The extremes in school-reform debates always seem to conspire against the middle, making change a lot tougher to achieve.
It happened again last week when two coalitions of pro-public-school educators and policymakers published reform manifestos. We’re not likely to see really significant, sustained improvement in the educational achievement of disadvantaged students unless we embrace the core recommendations of both documents. But from the way the two camps have framed their arguments—and caricatured each other’s—one would think that reform is a distinctly either-or proposition.
The first statement—A Broader, Bolder Approach to Education—is sponsored by the Economic Policy Institute, a Washington, DC, think tank. EPI president Lawrence Mishel and researcher Richard Rothstein enlisted Duke economist Helen Ladd, New York University professor Pedro Noguera, and Tom Payzant, a former Boston schools superintendent and U.S. assistant secretary of education, to help make an argument that Rothstein has made for several years—that “attempting to rely on school improvement alone to raise the achievement of disadvantaged children” is a mistake. And that “to be fully effective,” school reform “must be complemented by a broader definition of schooling and by improvements in the social and economic circumstances of disadvantaged youth.”
The key words here are “to be fully effective.” There’s ample evidence that millions of students from disadvantaged families suffer in the nation’s classrooms because they come to school ill-fed, ill-housed, lacking adequate heath care, and without sufficient exposure to language. And a wide range of notable educators, civil rights advocates and policymakers signed the EPI statement for just that reason, from NAACP Chairman Julian Bond to African American scholars such as Glen Lowry and William Julius Williams, present and past urban school superintendents Payzant, Arne Duncan, Rudy Crew, and Beverly Hall, and former federal education officials Payzant, and Diane Ravitch, and Marshall Smith (who sits on Education Sector’s board).
The problem is that many public educators have used the disadvantages that poverty inflicts on many students as an excuse for failing to even try to educate them. It’s an impossible task, they argue, we can’t overcome the baggage that our students bring with them to school. I’ve heard that lame lament over and over in hundreds of public schools in every corner of America. Educators declare that schools can’t make any meaningful difference in the educational lives of disadvantaged students absent the elimination of poverty’s debilitating effects.

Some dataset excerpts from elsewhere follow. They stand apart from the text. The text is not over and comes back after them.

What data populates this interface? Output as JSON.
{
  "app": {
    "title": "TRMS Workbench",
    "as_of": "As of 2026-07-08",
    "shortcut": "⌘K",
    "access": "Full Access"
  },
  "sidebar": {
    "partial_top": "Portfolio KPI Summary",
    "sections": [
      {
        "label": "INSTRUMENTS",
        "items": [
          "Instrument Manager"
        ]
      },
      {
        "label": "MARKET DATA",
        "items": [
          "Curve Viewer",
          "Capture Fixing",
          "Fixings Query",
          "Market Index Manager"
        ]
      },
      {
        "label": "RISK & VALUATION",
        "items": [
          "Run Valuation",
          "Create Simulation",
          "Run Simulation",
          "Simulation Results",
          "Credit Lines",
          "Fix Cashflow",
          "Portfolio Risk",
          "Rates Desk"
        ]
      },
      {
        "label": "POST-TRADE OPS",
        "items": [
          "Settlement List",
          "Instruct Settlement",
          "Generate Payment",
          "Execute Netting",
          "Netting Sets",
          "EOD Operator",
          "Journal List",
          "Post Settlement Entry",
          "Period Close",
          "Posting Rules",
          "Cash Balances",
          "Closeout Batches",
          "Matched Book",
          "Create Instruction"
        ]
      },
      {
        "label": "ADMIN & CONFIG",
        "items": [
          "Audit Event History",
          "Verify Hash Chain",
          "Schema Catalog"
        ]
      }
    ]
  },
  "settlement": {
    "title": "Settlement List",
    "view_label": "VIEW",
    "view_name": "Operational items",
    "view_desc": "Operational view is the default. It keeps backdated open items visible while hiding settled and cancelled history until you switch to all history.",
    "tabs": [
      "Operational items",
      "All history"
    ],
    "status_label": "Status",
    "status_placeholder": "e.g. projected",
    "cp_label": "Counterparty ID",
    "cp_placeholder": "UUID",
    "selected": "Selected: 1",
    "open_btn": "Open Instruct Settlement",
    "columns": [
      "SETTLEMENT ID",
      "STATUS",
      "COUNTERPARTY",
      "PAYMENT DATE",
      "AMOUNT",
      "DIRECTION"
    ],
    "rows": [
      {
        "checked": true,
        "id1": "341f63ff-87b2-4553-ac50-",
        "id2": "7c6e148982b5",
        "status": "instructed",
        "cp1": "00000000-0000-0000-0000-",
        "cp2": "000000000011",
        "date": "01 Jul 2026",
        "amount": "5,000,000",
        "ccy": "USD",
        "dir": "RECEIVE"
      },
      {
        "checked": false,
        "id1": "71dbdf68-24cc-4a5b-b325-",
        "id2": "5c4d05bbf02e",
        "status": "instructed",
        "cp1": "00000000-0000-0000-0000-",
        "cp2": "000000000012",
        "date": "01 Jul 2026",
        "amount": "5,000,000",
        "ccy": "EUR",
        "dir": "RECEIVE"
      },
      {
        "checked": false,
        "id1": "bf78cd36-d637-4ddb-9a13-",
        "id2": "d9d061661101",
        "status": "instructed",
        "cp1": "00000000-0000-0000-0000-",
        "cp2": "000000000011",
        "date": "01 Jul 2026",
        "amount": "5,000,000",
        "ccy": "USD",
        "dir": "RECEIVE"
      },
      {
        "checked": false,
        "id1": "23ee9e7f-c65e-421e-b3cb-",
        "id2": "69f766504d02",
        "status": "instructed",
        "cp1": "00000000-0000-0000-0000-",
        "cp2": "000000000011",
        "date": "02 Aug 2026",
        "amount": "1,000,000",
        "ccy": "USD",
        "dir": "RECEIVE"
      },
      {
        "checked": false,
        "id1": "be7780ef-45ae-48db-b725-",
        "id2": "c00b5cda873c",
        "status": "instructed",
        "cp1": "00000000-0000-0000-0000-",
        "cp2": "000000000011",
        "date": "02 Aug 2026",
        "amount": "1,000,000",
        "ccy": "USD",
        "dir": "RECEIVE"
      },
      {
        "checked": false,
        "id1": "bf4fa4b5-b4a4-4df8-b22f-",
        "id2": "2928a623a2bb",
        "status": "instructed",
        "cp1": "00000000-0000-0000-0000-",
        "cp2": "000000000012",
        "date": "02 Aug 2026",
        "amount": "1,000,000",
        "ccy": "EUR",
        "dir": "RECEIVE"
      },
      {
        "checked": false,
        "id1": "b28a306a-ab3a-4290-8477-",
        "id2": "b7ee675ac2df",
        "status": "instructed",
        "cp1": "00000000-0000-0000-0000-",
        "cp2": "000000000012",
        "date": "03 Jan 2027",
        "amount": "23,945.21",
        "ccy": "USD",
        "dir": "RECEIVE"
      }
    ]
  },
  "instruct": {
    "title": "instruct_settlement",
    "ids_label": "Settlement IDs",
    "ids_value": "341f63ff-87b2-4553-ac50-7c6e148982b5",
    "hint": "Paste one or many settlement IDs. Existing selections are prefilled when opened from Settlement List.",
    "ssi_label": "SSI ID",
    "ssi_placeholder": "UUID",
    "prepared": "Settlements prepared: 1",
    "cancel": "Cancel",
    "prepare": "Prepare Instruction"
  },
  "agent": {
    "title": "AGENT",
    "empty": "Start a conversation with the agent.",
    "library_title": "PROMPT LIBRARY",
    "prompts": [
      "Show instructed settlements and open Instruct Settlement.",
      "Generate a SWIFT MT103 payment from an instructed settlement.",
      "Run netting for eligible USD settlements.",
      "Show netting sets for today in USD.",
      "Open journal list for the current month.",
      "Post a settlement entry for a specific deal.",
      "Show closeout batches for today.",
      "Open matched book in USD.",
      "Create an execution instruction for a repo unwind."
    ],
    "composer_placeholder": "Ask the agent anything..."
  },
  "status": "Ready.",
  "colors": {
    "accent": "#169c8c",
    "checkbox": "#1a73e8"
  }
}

They’re wrong. Schools can make a significant difference, even if they can’t be “fully effective” in overcoming the consequences of poverty.
And so advocates of educational accountability, those who say that the only way to give disadvantaged students a chance at a decent education is to hold excuse-inclined educators responsible for their students’ achievement, brought us state testing systems and, in 2002, the federal No Child Left Behind Act. This camp is behind the second of last week’s manifestos, which was organized by NYC Chancellor Joel Klein and Al Sharpton. Not surprisingly, past or present officials of the organizations that pushed Congress hardest for NCLB accountability, including The Education Trust, the Citizens Commission on Civil Rights, and the Progressive Policy Institute (former PPI education director Andy Rotherham now co-directs Education Sector with me), were signers of Klein’s manifesto.
A fundamental failing of NCLB, however, is that it doesn’t account for the reality that some schools are dealt much tougher educational hands than others, by virtue of the fact that their students suffer from the ravages of poverty that the Broader, Bolder manifesto addresses. What we need to do is find ways to give schools credit for successfully improving the educational performance of the kids they have, by using so-called value-added measures of student performance, and by capturing more than just how well schools teach basic reading and math skills. Both are heavy lifts, but they would liberate schools to expand the scope of their mission and encourage them to work hard regardless of their students’ backgrounds.
So both camps are right, and wrong:
Yes, we should find ways to reduce the effects of poverty on students. Doing so will allow them to achieve at higher levels. But no, we shouldn’t assume that schools can’t make a difference on their own.
Yes, we need to hold schools and teachers accountable for their performance. Too many of them simply haven’t embraced high expectations on their own. But no, we shouldn’t pretend that poverty has no impact on students. No accountability system can work unless it is credible, and NCLB, as currently crafted, is not.